Paul Cuffee was ordained a Congregational minister in 1790 and helped found a church at Hampton Bay. In 1798 the New York Missionary Society commissioned Cuffee as a missionary to eastern Long Island, where he worked among the Shinnecock and Montauk until his death. His grave marker, erected by the New York Missionary Society, can still be found on Shinneock tribal land. It reads,

In memory of the Rev. Paul Cuffee, an Indian of the Shinnecock tribe, who was employed by the Society for the last thirteen years of his life, on the eastern part of Long Island, where he labored with fidelity and success. Humble, pious and indefatigable in testifying the gospel of the grace of God, he finished his course with joy on the 7th of March, 1812, aged 55 years and 3 days.

His grave is surrounded by a modest white fence on the ground where his church once stood and close by the Long Island Rail Road track. Perhaps a fitting resting place for a man who was set apart to be a missionary. (The photo above is by Jeremy Dennis, an artist and member of the Shinnecock tribal nation. Used with permission.)

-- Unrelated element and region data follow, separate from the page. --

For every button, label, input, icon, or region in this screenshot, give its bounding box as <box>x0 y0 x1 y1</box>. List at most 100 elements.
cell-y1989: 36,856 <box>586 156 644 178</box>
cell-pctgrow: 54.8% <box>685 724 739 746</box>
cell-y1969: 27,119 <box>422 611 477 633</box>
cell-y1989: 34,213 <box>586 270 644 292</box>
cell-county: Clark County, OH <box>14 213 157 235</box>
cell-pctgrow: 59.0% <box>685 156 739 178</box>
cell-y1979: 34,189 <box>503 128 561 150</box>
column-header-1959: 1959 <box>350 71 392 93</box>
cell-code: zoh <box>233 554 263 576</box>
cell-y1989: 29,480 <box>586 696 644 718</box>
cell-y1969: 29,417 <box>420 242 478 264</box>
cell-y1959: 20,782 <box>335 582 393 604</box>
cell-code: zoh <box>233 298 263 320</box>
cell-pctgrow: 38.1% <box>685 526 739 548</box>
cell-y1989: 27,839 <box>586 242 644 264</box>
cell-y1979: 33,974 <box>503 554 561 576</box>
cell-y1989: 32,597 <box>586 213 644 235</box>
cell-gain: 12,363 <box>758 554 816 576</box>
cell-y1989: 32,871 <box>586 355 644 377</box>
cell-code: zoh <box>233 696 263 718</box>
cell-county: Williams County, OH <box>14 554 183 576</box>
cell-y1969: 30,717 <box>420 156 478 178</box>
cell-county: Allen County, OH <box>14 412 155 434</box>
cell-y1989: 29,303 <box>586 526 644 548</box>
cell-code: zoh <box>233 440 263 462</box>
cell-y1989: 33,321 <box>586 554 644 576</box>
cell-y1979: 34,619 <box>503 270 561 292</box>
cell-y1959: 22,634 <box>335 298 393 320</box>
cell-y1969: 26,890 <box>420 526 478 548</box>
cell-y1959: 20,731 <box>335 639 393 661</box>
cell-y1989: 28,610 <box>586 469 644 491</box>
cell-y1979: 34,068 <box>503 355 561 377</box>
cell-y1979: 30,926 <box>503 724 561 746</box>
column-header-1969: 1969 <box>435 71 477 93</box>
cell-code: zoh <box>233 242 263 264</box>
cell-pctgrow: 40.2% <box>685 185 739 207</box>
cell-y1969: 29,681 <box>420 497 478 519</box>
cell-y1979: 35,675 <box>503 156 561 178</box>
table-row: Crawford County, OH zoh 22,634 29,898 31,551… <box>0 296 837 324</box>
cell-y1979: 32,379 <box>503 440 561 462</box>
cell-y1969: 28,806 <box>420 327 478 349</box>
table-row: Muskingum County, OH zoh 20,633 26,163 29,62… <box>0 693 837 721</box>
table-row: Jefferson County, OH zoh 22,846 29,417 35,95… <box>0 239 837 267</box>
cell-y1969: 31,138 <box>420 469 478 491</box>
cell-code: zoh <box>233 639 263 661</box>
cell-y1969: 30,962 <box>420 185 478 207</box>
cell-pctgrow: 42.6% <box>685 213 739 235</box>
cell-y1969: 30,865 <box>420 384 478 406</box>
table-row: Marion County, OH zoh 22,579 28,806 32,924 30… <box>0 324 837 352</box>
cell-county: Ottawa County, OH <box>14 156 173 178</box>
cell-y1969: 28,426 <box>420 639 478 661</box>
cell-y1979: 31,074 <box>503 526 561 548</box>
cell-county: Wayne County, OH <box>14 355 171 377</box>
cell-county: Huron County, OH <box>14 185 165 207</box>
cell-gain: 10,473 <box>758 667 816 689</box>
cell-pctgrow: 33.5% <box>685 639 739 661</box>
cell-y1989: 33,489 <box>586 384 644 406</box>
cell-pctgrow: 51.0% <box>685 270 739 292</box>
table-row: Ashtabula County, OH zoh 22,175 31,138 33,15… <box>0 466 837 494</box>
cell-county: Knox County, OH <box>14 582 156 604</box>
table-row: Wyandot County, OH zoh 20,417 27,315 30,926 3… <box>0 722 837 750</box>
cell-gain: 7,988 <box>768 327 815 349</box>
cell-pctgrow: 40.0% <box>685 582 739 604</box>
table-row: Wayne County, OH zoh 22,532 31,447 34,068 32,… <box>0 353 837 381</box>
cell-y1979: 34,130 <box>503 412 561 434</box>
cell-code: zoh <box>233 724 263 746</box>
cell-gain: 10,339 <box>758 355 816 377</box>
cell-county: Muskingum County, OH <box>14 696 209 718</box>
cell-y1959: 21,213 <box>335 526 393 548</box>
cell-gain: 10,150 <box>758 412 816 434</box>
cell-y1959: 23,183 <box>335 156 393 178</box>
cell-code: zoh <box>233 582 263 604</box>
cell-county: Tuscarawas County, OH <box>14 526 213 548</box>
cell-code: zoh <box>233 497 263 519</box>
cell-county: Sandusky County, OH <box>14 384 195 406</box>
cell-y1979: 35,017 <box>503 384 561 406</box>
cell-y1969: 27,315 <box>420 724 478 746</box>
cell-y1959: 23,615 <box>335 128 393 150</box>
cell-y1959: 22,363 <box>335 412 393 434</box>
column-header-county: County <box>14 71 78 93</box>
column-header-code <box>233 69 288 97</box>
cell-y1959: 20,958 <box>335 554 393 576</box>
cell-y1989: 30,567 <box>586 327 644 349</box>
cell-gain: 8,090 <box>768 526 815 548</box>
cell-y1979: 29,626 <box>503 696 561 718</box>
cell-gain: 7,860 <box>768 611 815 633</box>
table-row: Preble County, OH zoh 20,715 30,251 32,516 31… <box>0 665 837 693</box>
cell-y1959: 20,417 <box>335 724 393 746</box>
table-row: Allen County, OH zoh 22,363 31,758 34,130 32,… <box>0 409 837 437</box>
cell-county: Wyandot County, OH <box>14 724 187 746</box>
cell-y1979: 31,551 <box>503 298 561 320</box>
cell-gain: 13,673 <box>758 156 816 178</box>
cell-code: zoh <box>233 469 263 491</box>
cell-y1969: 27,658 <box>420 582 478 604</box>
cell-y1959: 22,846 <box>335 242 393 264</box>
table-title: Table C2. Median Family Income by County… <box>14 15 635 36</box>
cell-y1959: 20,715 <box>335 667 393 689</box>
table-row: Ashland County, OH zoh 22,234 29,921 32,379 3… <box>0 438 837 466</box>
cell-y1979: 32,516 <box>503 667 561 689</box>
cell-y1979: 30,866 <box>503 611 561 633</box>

The Psalm appointed for Paul Cuffee’s feast day is Psalm 100.  Perhaps the church chose the Jubilate because the Missionary Society remembered him as a man who testified to the Good News with joy.  Priest Paul probably said Psalm 100 regularly, likely in the King James Version. Personally, I like to imagine that he taught his congregations to sing it to the hymn tune “Old Hundredth..

All people that on earth do dwell

Sing to the Lord with cheerful voice.

Him serve with fear; his praise forth tell.

Come ye before him and rejoice.

O be joyful! Never mind that we are now in the solemn season of Lent. Never mind that my hands are becoming chapped from frequent hand-washing and sanitizing. Never mind that it is Super Tuesday while I write, and this evening’s news is full of political jostling. 

I will be joyful and serve the Lord with gladness and come before his presence with a song, sure that the Lord is God, that I am his, a sheep of his pasture, ready to enter into his presence with thanksgiving and speak good of his name, for he is gracious, his mercy is everlasting, and his truth endures generation to generation. 


The Reverend Megan E. Thomas is Priest-in-Charge of St. Luke’s Episcopal Church, Ewing, New Jersey and an attorney in private practice.